Realisatie European Open Science Cloud komt stap dichterbij

Duitsland, Nederland en Frankrijk gaan een internationaal kantoor runnen om dit initiatief te ondersteunen, wat gericht is op de vrije uitwisseling van data van Europese wetenschappers.

Trefwoorden: #European Open Science Cloud, #GO FAIR, #International Support and Coordination Office

Lees verder

Nieuws

( Foto: GO FAIR )

ENGINEERINGNET.NL - De European Open Science Cloud wordt een open platform voor de uitwisseling van onderzoeksdata van Europese wetenschappers. Dit maakt het gemeenschappelijk gebruik en hergebruik van onderzoeksbevindingen en -data mogelijk. Dat komt de wetenschap, het bedrijfsleven en de maatschappij ten goede.
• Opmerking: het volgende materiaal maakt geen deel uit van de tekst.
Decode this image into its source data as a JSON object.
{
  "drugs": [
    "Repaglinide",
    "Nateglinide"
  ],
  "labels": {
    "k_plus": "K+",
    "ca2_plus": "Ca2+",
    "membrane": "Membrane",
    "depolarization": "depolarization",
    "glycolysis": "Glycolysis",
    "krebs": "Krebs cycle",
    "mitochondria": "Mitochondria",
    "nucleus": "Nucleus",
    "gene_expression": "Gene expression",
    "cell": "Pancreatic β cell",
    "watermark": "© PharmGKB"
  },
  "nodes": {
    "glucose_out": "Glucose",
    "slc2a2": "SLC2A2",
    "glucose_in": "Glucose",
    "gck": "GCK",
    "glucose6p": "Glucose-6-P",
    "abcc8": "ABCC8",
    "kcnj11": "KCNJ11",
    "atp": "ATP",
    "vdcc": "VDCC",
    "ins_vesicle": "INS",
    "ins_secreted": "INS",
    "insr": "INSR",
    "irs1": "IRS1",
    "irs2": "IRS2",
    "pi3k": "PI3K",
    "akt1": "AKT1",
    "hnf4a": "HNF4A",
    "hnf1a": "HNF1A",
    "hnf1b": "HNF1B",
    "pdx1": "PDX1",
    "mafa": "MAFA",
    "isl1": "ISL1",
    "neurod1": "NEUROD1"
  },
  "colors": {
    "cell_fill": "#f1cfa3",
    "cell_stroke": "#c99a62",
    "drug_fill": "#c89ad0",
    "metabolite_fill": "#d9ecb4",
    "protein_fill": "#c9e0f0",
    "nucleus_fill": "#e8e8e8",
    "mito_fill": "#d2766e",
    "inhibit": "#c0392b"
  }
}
Dit platform is een initiatief van GO FAIR. De realisatie ervan komt nu een stap dichterbij: Duitsland en Nederland richten een internationaal kantoor op om het GO FAIR initiatief te ondersteunen. Frankrijk sluit zich bij hen aan en zal ook bijdragen aan het kantoor, het International Support and Coordination Office.

GO FAIR heeft tot doel om geleidelijk bestaande onderzoeksdata van wetenschappelijke en academische instellingen in ieder onderzoeksgebied en over landsgrenzen heen te ontsluiten – en is daarmee een opstap naar het realiseren van de European Open Science Cloud.

In mei 2017 presenteerden staatssecretaris Georg Schütte (Duitsland) en voormalig staatssecretaris Sander Dekker (Nederland) een gemeenschappelijke `position paper’ waarin zij hun intentie bevestigden om voortgang te maken met de ontwikkeling van de EOSC en voorstelden om GO FAIR te steunen.

Het nieuwe kantoor zal implementatienetwerken ondersteunen en onderzoeks- en e-infrastructuurgemeenschappen bijstaan in hun inspanningen naar het leveren van FAIR data en services. Om het initiatief vooruit te brengen dragen de Duitse, Nederlandse en Franse ministeries, die verantwoordelijk voor onderzoek zijn, financieel bij aan het International Support and Coordination Office.

Het GO FAIR initiatief hanteert een open en coöperatieve aanpak, wat wil zeggen dat iedere lidstaat of onderzoeksinstelling, de e-infrastructuurgemeenschappen en mogelijk het bedrijfsleven steun of bijdrages kunnen leveren.